Jannie nodded and glanced at me.
“She’s right,” I said, and tried to lean over and kiss Jannie.
But she pulled back, acting embarrassed, and whispered, “Dad. C’mon.”
“Sorry,” I said. “I was overwhelmed by the moment.”
“Need a ride home?” Bree asked, trying to defuse the awkwardness.
Looking uncomfortable, Jannie said, “I should finish watching the meet. Be part of the team.”
“You should,” I said, checked my watch. It was ten past four. “I’m going to Union Station to get Damon.”
“I’m going to get dinner,” my wife said. “See you in an hour?”
“Hour, hour and a half,” I said.
We headed toward the exit. We were almost out when I said, “Wait, I should tell Jannie that if Nana Mama and Ali show up they should all take a taxi home.”
But when I turned, I saw something I wasn’t expecting at all. My baby girl, my track prodigy, was talking to a very tall, very muscular, very handsome boy, and she was smiling wider than she had been winning the race.
“I thought there might be something going on there,” Bree said. “His name’s Will Crawford. He’s the captain of the team.”

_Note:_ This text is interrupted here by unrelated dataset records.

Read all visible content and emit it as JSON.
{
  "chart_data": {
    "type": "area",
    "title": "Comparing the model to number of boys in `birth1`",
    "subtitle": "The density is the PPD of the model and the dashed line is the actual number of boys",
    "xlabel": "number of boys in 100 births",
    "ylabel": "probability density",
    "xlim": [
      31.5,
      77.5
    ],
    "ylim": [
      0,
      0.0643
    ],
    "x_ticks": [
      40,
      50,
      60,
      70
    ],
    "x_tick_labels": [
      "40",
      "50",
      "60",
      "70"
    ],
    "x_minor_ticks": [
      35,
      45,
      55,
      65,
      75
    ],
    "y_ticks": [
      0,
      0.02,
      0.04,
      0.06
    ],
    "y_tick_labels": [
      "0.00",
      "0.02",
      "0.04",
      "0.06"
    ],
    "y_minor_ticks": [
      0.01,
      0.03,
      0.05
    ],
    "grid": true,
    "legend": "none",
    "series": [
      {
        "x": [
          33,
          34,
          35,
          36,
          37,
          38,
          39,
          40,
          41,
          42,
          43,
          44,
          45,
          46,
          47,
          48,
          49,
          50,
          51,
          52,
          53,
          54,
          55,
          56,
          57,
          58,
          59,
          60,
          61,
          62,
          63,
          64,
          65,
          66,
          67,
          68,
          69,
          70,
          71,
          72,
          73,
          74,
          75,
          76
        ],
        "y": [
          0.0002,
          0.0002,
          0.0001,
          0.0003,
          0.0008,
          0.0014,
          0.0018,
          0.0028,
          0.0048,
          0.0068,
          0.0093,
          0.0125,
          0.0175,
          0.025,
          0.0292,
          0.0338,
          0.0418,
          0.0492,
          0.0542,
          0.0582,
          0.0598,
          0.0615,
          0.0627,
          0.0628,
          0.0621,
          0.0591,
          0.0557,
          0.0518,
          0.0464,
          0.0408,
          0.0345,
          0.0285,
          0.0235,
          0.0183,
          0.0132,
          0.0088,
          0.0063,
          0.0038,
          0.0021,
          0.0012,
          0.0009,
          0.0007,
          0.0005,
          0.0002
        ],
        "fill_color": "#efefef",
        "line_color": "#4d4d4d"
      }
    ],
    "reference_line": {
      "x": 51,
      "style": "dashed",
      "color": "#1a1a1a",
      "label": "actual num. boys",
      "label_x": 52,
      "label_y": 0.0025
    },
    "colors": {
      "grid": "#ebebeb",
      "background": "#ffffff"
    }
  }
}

This whole teenage daughter thing was new to me. So was the idea of boys in her life. Honestly, I felt like I was constantly in unexplored terrain with Jannie. “So what should I do?”
“My advice?” Bree said. “Give her some space. Send her a text and walk away.”
Chapter
96
Damon was supposed to arrive at Union Station at four forty-five.
I got to the station with four minutes to spare and jogged through the grand main hall, remembering the last time I was in the rail depot, back on Christmas Day, when a terrorist named Hala al-Dossari tried to bomb the place.
Al-Dossari was currently behind bars in a federal supermax facility in Kansas, but she would always haunt Union Station, at least in my mind.
Approaching the Amtrak ticket counter, I glanced up at the arrivals and departure board and saw that Damon’s train was right on time and passengers would arrive through gate G.
Hey bud, I texted him. I’ll be right at the top of the stairs.